Kiersten Frumkin (Woman 2) has what is perhaps the best well-known song from the show, "Just a Housewife" (music and lyrics again by Craig Carnelia), but the premise of the song no longer resonates. Yes, stay-at-home moms (the preferred term nowadays) end up doing a lot more than they would at a regular job, but the economic reality of today means a single income household is a luxury that most of us simply cannot afford. I couldn't help but think -to co-opt a certain popular meme -- "You're letting your class privilege show, Karen."
I guess you can't really blame Carter for all of this, though. The musical is based on the best-selling 1974 book by legendary radio broadcaster Studs Terkel that itself was a compilation of years of interviews Terkel had done with average Americans talking about what they did for a living. Many (if not all) of the original interviewees are probably dead at this point and some of their industries are certainly bordering on extinction, too.
No where is that more apparent than during James Taylor's song "Millwork," in which the lovely Kiersten Frumkin (Woman 2) gives insight to the backbreaking work that her factory job entails.

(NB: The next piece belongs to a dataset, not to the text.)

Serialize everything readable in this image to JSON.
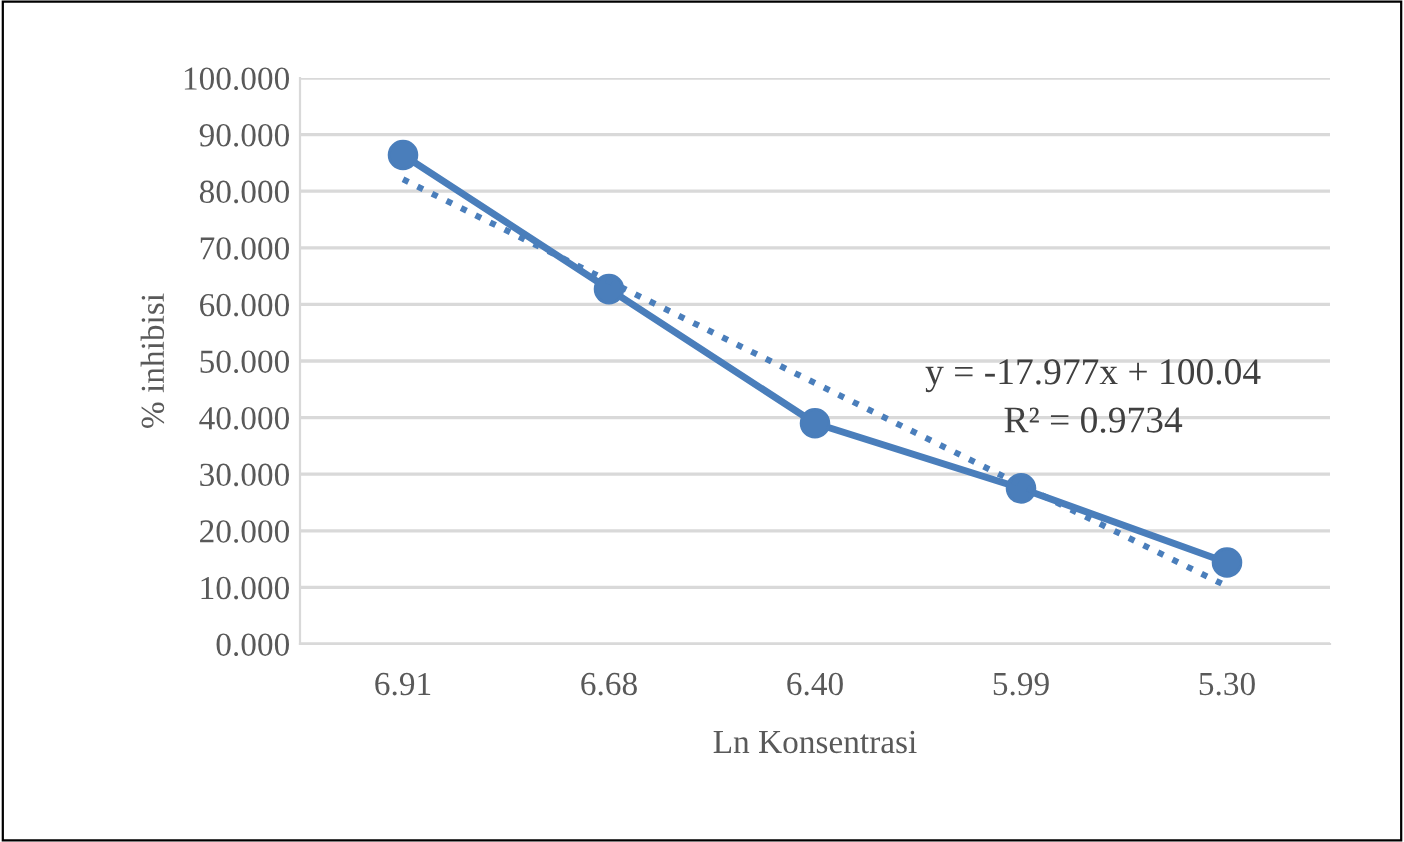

My plus-one turned to me and whispered "are there actually any millworkers left in America?"
There are in fact at least 18,000 millwork manufacturers still operating in the U.S. per a quick, post-show internet search (the internet --that's another thing that Studs did not have at his disposal that has certainly changed many jobs, but I digress).
It is probably a question that didn't get asked when it was first staged at the Goodman back in 1977. Yet, at every turn, you simply cannot escape an inevitable fact about WORKING: you can't take an adaption of something that was of its time and make it seem current. Terkel's writing and many of the people, industries and situations it documented simply no longer exist.
For instance, how do you have a show about employment in the 21st century and not talk about underemployment, the gig economy or how it takes multiple minimum wage jobs to eke out even a lower middle class existence? In 1974, the minimum wage was $2 an hour. That's $10.88 in today's dollars and $2.63 less than the current minimum wage of $8.25 an hour in Illinois. There is one scene in which a young employee (Frumkin, again) mentions that she (like many of her generation) does not expect to have her current job for life, accepts the fact that she can be let go at any time and that the lack of loyalty goes both ways. That's about it in terms of a modern revelation into the lives of working Americans.
The strongest piece in the show now -for me, anyway-is "A Very Good Day" and this is again, one of the new pieces by Miranda. In it, a nursing home caretaker (Allen) and a nanny (Frumkin) lament "for now I do what no one wants to do."
Sure, you may end up wondering why on earth a non-Filipino woman is singing "Mahal na mahal nakita" (Filipino for "I love you very much."), but the fact that our priorities seemed to have shifted greatly from where they were in 1974 is undeniable.
If you go into this production expecting a heap of nostalgia for the way things used to be, I guess you'll be fine. Otherwise, WORKING as a "contemporary" piece of musical theater won't likely work for you.